Ukrainian groups advocated in various ways. Some provided invaluable information to Congress or to other organizations working on behalf of Ukraine. Smoloskyp, an organization in defense of human rights in Ukraine, was one of the largest publishers and disseminators of Ukrainian dissident literature (samvydav). Under the leadership of the tireless Osyp Zinkewych (see fellow columnist Andrew Fedynsky’s September 29, 2017, tribute in The Ukrainian Weekly), Smoloskyp took an active part in various human rights campaigns, organized protest campaigns against political repression in Ukraine, and disseminated factual information on Soviet repression, which it often obtained through clandestine channels and its network of couriers. Working with Messrs. Zinkewych and Fedynsky, and other Smoloskyp activists, for several years after I arrived in Washington 40 years ago as a young graduate student was in itself a terrific learning experience.
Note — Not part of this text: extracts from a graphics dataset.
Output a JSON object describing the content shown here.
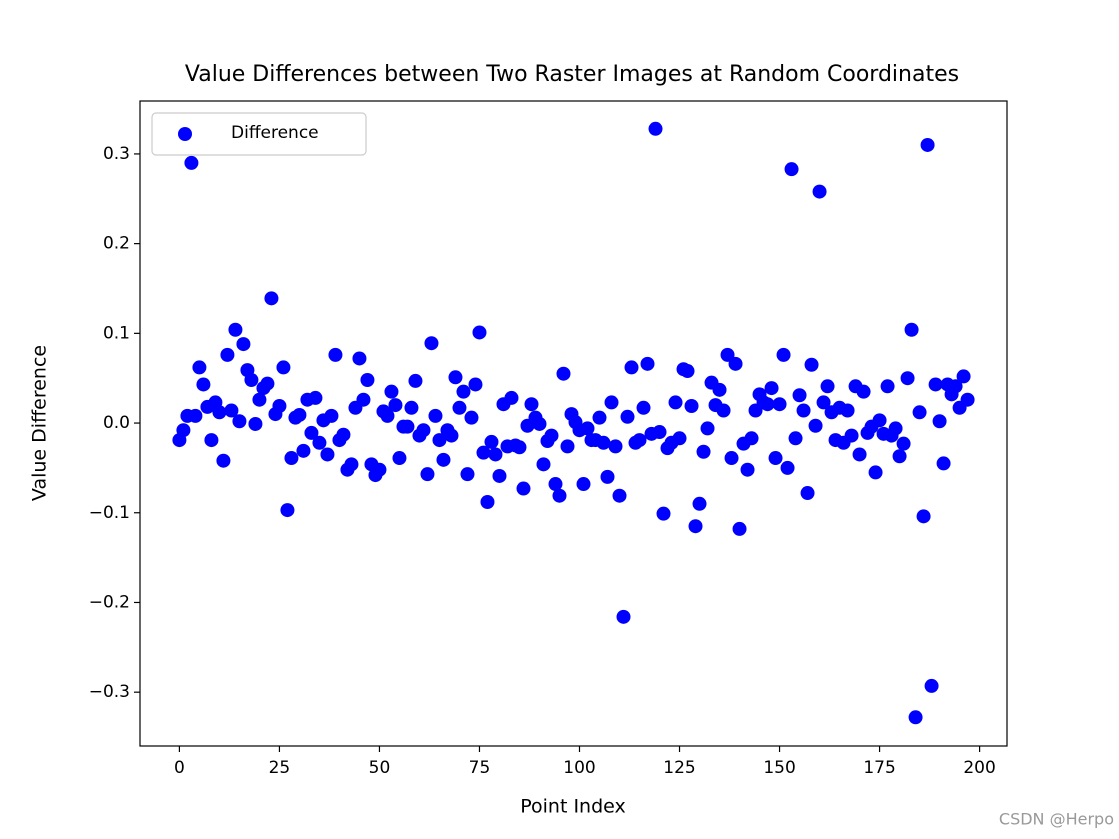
{
  "chart_data": {
    "type": "scatter",
    "title": "Value Differences between Two Raster Images at Random Coordinates",
    "xlabel": "Point Index",
    "ylabel": "Value Difference",
    "watermark": "CSDN @Herpo",
    "legend": "upper left",
    "xlim": [
      -9.85,
      206.85
    ],
    "ylim": [
      -0.36,
      0.359
    ],
    "xticks": [
      0,
      25,
      50,
      75,
      100,
      125,
      150,
      175,
      200
    ],
    "yticks": [
      {
        "value": -0.3,
        "label": "−0.3"
      },
      {
        "value": -0.2,
        "label": "−0.2"
      },
      {
        "value": -0.1,
        "label": "−0.1"
      },
      {
        "value": 0,
        "label": "0.0"
      },
      0.1,
      0.2,
      0.3
    ],
    "x": [
      0,
      1,
      2,
      3,
      4,
      5,
      6,
      7,
      8,
      9,
      10,
      11,
      12,
      13,
      14,
      15,
      16,
      17,
      18,
      19,
      20,
      21,
      22,
      23,
      24,
      25,
      26,
      27,
      28,
      29,
      30,
      31,
      32,
      33,
      34,
      35,
      36,
      37,
      38,
      39,
      40,
      41,
      42,
      43,
      44,
      45,
      46,
      47,
      48,
      49,
      50,
      51,
      52,
      53,
      54,
      55,
      56,
      57,
      58,
      59,
      60,
      61,
      62,
      63,
      64,
      65,
      66,
      67,
      68,
      69,
      70,
      71,
      72,
      73,
      74,
      75,
      76,
      77,
      78,
      79,
      80,
      81,
      82,
      83,
      84,
      85,
      86,
      87,
      88,
      89,
      90,
      91,
      92,
      93,
      94,
      95,
      96,
      97,
      98,
      99,
      100,
      101,
      102,
      103,
      104,
      105,
      106,
      107,
      108,
      109,
      110,
      111,
      112,
      113,
      114,
      115,
      116,
      117,
      118,
      119,
      120,
      121,
      122,
      123,
      124,
      125,
      126,
      127,
      128,
      129,
      130,
      131,
      132,
      133,
      134,
      135,
      136,
      137,
      138,
      139,
      140,
      141,
      142,
      143,
      144,
      145,
      146,
      147,
      148,
      149,
      150,
      151,
      152,
      153,
      154,
      155,
      156,
      157,
      158,
      159,
      160,
      161,
      162,
      163,
      164,
      165,
      166,
      167,
      168,
      169,
      170,
      171,
      172,
      173,
      174,
      175,
      176,
      177,
      178,
      179,
      180,
      181,
      182,
      183,
      184,
      185,
      186,
      187,
      188,
      189,
      190,
      191,
      192,
      193,
      194,
      195,
      196,
      197
    ],
    "series": [
      {
        "name": "Difference",
        "color": "blue",
        "values": [
          -0.019,
          -0.008,
          0.008,
          0.29,
          0.008,
          0.062,
          0.043,
          0.018,
          -0.019,
          0.023,
          0.012,
          -0.042,
          0.076,
          0.014,
          0.104,
          0.002,
          0.088,
          0.059,
          0.048,
          -0.001,
          0.026,
          0.039,
          0.044,
          0.139,
          0.01,
          0.019,
          0.062,
          -0.097,
          -0.039,
          0.006,
          0.009,
          -0.031,
          0.026,
          -0.011,
          0.028,
          -0.022,
          0.003,
          -0.035,
          0.008,
          0.076,
          -0.019,
          -0.013,
          -0.052,
          -0.046,
          0.017,
          0.072,
          0.026,
          0.048,
          -0.046,
          -0.058,
          -0.052,
          0.013,
          0.008,
          0.035,
          0.02,
          -0.039,
          -0.004,
          -0.004,
          0.017,
          0.047,
          -0.014,
          -0.008,
          -0.057,
          0.089,
          0.008,
          -0.019,
          -0.041,
          -0.008,
          -0.014,
          0.051,
          0.017,
          0.035,
          -0.057,
          0.006,
          0.043,
          0.101,
          -0.033,
          -0.088,
          -0.021,
          -0.035,
          -0.059,
          0.021,
          -0.026,
          0.028,
          -0.025,
          -0.027,
          -0.073,
          -0.003,
          0.021,
          0.006,
          -0.001,
          -0.046,
          -0.02,
          -0.014,
          -0.068,
          -0.081,
          0.055,
          -0.026,
          0.01,
          0.001,
          -0.008,
          -0.068,
          -0.006,
          -0.019,
          -0.019,
          0.006,
          -0.022,
          -0.06,
          0.023,
          -0.026,
          -0.081,
          -0.216,
          0.007,
          0.062,
          -0.022,
          -0.019,
          0.017,
          0.066,
          -0.012,
          0.328,
          -0.01,
          -0.101,
          -0.028,
          -0.022,
          0.023,
          -0.017,
          0.06,
          0.058,
          0.019,
          -0.115,
          -0.09,
          -0.032,
          -0.006,
          0.045,
          0.02,
          0.037,
          0.014,
          0.076,
          -0.039,
          0.066,
          -0.118,
          -0.023,
          -0.052,
          -0.017,
          0.014,
          0.032,
          0.023,
          0.021,
          0.039,
          -0.039,
          0.021,
          0.076,
          -0.05,
          0.283,
          -0.017,
          0.031,
          0.014,
          -0.078,
          0.065,
          -0.003,
          0.258,
          0.023,
          0.041,
          0.012,
          -0.019,
          0.017,
          -0.022,
          0.014,
          -0.014,
          0.041,
          -0.035,
          0.035,
          -0.011,
          -0.004,
          -0.055,
          0.003,
          -0.012,
          0.041,
          -0.014,
          -0.006,
          -0.037,
          -0.023,
          0.05,
          0.104,
          -0.328,
          0.012,
          -0.104,
          0.31,
          -0.293,
          0.043,
          0.002,
          -0.045,
          0.043,
          0.032,
          0.041,
          0.017,
          0.052,
          0.026
        ]
      }
    ]
  }
}
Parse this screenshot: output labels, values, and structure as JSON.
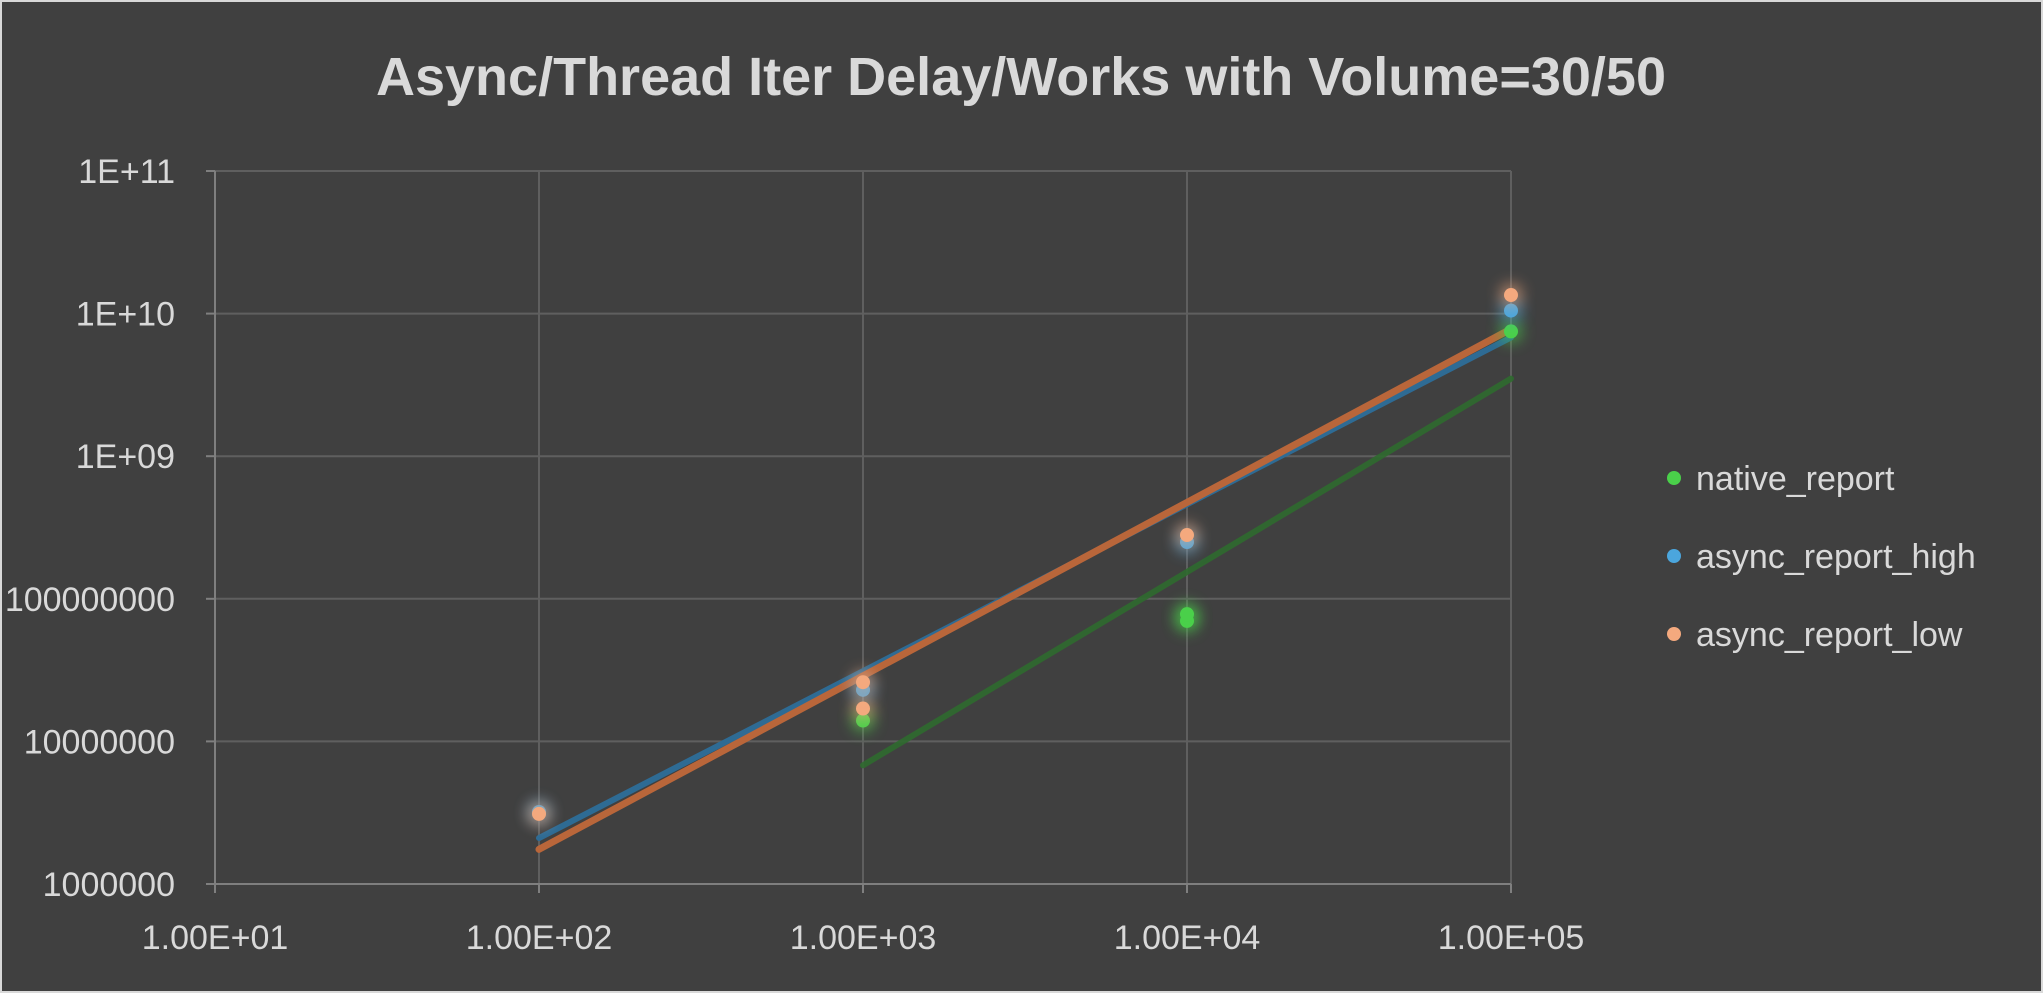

Among other activities, Smoloskyp also published an English-language human rights quarterly, on which I, along with my brother Yuri and others, served on the editorial board.

Other organizations engaged in more direct advocacy, such as the New Jersey-based Americans for Human Rights in Ukraine (AHRU), led by Ihor Olshaniwsky, and later his wife, Bozhena, and Walter Bodnar. With meager resources, they assembled a group of activists from across the U.S. who would quickly mobilize to advocate on behalf of a specific issue. They paid considerable attention to the Ukrainian Helsinki Group and to other political prisoners, which resonated well in a Congress that was broadly sympathetic to Ukraine’s fight for freedom. As a staffer at the Commission on Security and Cooperation in Europe (Helsinki Commission), which focused on Soviet human rights violations, I could always count on AHRU and their informal network of activists for timely and effective support for our commission initiatives on Ukraine – whether it be getting Members of Congress to co-sponsor our resolutions regarding Ukraine or to sign on to our letters on behalf of individual Ukrainian prisoners of conscience. One of AHRU’s and Mr. Olshaniwsky’s most notable contributions was the establishment of the U.S. Commission on the Ukraine Famine at a time when the Holodomor was still an unknown. Without Ihor, who left us all too soon in 1986 at the age of 57, I do not believe this ground-breaking commission would have been created.

I will mention two other groups whose membership consisted of almost exclusively women. (Sorry guys, even growing up in the Cleveland area in the 1960s and ’70s, it often seemed that Ukrainian women were more active than men, with all due respect to all of the dynamic male Ukrainian Americans). During the 1980s, there was the Philadelphia based Human Rights Committee. Led by Ulana Mazurkevich, this team of dedicated Ukrainian women would often come into D.C. to advocate on the Hill, organizing events and, importantly, getting to know influential members of Congress, including some of my bosses at the Helsinki Commission. These personal connections, at times, proved to be helpful to me in my own Ukraine-related work at the commission. Another informal group was the D.C.-based Ukrainian American Community Network (UACN), led by Larissa Fontana, which, often working with AHRU, informed the community on how to support repressed Ukrainian political prisoners and other issues of importance to the community.

These organizations, as well as others active at the time, were composed of committed and passionate volunteers. It is incredibly difficult to sustain volunteer organizations for a long period of time. Some no longer exist, while others do, but not in the form they did during that time. Even though they were not part of the formal organized community structures, their contributions to the Ukrainian cause were invaluable. They should not be forgotten. In a future column, I plan to note some of the other organizations or groups that played an important role during these historic times.